Choosing the instrument
Most companies offer real-time prices in thousands of markets, which of those you trade is solely your decision. For example, you may wish to take a short term view on an index or have a longer-term view on a share or commodity, you can even do both at the same time. The platforms brokers offer have real-time charts with built-in indicators and analysis to help you decide.
The only other thing you need to consider when choosing an instrument is the type of bet that you wish to place on that market. The top spred betting companies offer a range of bet options that are available to suit the desired duration of your trade.

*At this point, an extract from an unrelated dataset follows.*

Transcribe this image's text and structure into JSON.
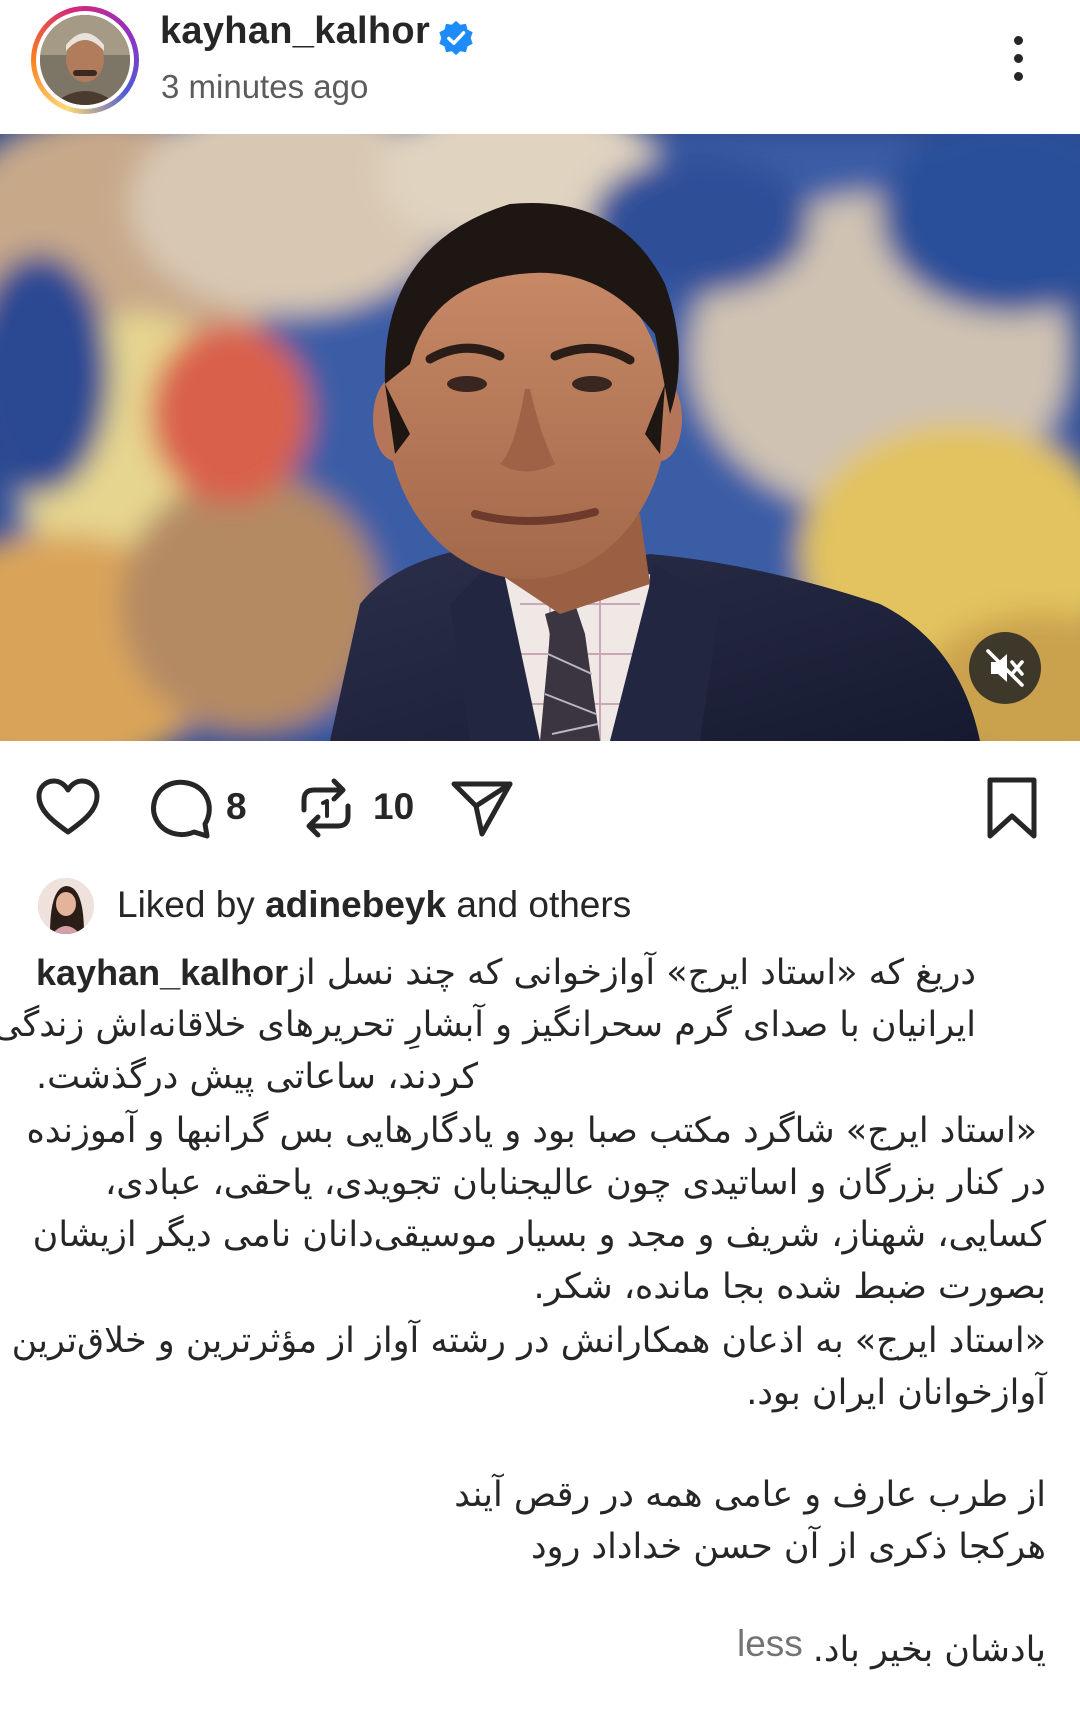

These range from only a few minutes, to a single day, to 3 months in length, and even one where there is no defined end date.
Daily Cash Bets- designed for the short term trader and are settled at the end of the day.
Daily Rolling Cash Bets- these bets do not expire at the end of the day and are automatically ‘rolled over’ to the next trading day (subject to overnight financing charges)
Daily Rolling Future Bets- these bets do not expire at the end of the day and are automatically ‘rolled over’ to the next trading day (subject to overnight financing rolling charges)
Quarterly Bets- expire on a set date three months in the future and do not incur financing (or rolling) costs – it is all built into the price, up front.
It is important to note that a bet can be closed at any time before the bet’s initial expiration date.
Choosing the Bet Direction
If the investor believes the value of an asset is set to rise in the future they would place a ‘buy’ (or ‘up’) bet, this is known, in market terminology, as ‘going long’. Conversely if they feel that the asset price is likely to fall in value, they would enter a ‘Sell’ (or ‘down’) bet, otherwise known as ‘going short’.
Going Short (or “shorting”) is a major advantage compared with traditional trading. It describes the practice of selling a borrowed asset with the intention of buying it back later at a cheaper rate than at which they initially sold. The short seller is looking for the price of the asset to fall before buying it back at a cheaper price. This concept opens up the possibility of making profit when the price of an asset is falling in value.
Choosing the Stake
When placing your bet you will be asked the stake/amount you would like for the bet. For every point that the asset moves in the correct direction the investor will profit by the stake amount. So as an example, if you had placed a buy bet at £1 per point and the asset value rose by 10 points the bet would be worth £10. It really is that simple. Obviously, if the market moves in the other direction, then those profits turn into losses.
The stake amount is an indication of the level of risk you are prepared to take on that trade. The larger the value of the stake amount, the greater the potential reward, however, there is clearly also the potential for larger losses.